No amoeba filter for multi-channel (such as colour) images have been studied in the present chapter. In principle, there is little to prevent one from applying amoeba procedures to multi-channel data. The amoeba computation step generalises straightforwardly. There are also generalisations of median filters [2, 48, 52, 59, 60] and supremum/infimum operations to multi-channel data [68] at hand. The theoretical understanding of multi-channel amoeba filters, however, lags behind that in the single-channel case. A result in [57] indicates that the median–PDE relation even in its non-adaptive form, see Proposition 4.1, has no equally simple multi-channel counterpart, thus leaving little hope to derive manageable PDE equivalents of multi-channel amoeba filters. New approaches to a deeper understanding of the properties of multi-channel amoeba filters will have to be sought.

The field of texture analysis addressed in Sect. 4.6 still is at an early stage of research. Ongoing research is directed at extending the experimental evaluation of the newly introduced amoeba-graph texture descriptors for texture discrimination to a broader body of data. Another goal is the selection of a powerful set of a few amoeba-graph descriptors with a high combined discrimination rate across multiple textures. Tuning of the parameters of the descriptors has not been studied extensively so far and will therefore be addressed in the future. Attempts are also underway to analyse the effect of the amoeba-graph descriptors theoretically.

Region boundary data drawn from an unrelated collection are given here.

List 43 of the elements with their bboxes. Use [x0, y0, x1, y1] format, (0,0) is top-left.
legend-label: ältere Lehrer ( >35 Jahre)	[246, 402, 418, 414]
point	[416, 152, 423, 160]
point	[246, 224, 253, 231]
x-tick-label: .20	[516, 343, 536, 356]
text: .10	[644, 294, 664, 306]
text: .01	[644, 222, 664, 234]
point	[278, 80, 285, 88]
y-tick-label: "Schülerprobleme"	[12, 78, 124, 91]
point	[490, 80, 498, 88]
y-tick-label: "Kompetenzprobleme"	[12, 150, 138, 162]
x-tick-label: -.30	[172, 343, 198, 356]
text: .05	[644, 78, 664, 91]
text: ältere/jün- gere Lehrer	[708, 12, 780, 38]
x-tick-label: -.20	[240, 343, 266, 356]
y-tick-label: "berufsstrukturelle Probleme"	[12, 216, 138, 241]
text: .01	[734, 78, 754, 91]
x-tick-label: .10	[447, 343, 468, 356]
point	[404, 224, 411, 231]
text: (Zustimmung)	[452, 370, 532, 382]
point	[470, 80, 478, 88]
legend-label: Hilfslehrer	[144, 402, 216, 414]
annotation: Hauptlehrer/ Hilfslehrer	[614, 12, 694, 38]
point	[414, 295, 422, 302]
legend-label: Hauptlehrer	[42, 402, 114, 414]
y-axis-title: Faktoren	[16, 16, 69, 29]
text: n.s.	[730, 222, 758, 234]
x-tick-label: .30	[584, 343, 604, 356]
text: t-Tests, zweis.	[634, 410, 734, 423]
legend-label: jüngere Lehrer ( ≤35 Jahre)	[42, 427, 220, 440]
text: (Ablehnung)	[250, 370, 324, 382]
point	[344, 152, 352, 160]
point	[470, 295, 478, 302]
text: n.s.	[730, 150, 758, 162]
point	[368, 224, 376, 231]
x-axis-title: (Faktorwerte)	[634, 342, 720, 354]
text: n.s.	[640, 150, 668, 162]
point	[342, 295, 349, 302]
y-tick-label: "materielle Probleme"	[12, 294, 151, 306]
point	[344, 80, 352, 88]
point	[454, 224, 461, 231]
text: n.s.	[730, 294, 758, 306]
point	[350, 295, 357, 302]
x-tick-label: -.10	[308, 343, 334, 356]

In the field of texture segmentation the combination of amoeba-graph descriptors with other segmentation frameworks than the GAC considered in Sect. 4.6.4 will be investigated. An integration with an amoeba active contour procedure could lead to a texture segmentation framework that uses the same sort of theoretically founded procedure for both texture feature extraction and the actual segmentation step. In many existing approaches, and also in the preliminary example from Sect. 4.6.4, these two steps are based on rather unrelated approaches. With regard to the graph-theoretical roots of the texture features under consideration, also graph-cut approaches for the segmentation stage could be a candidate for further investigation.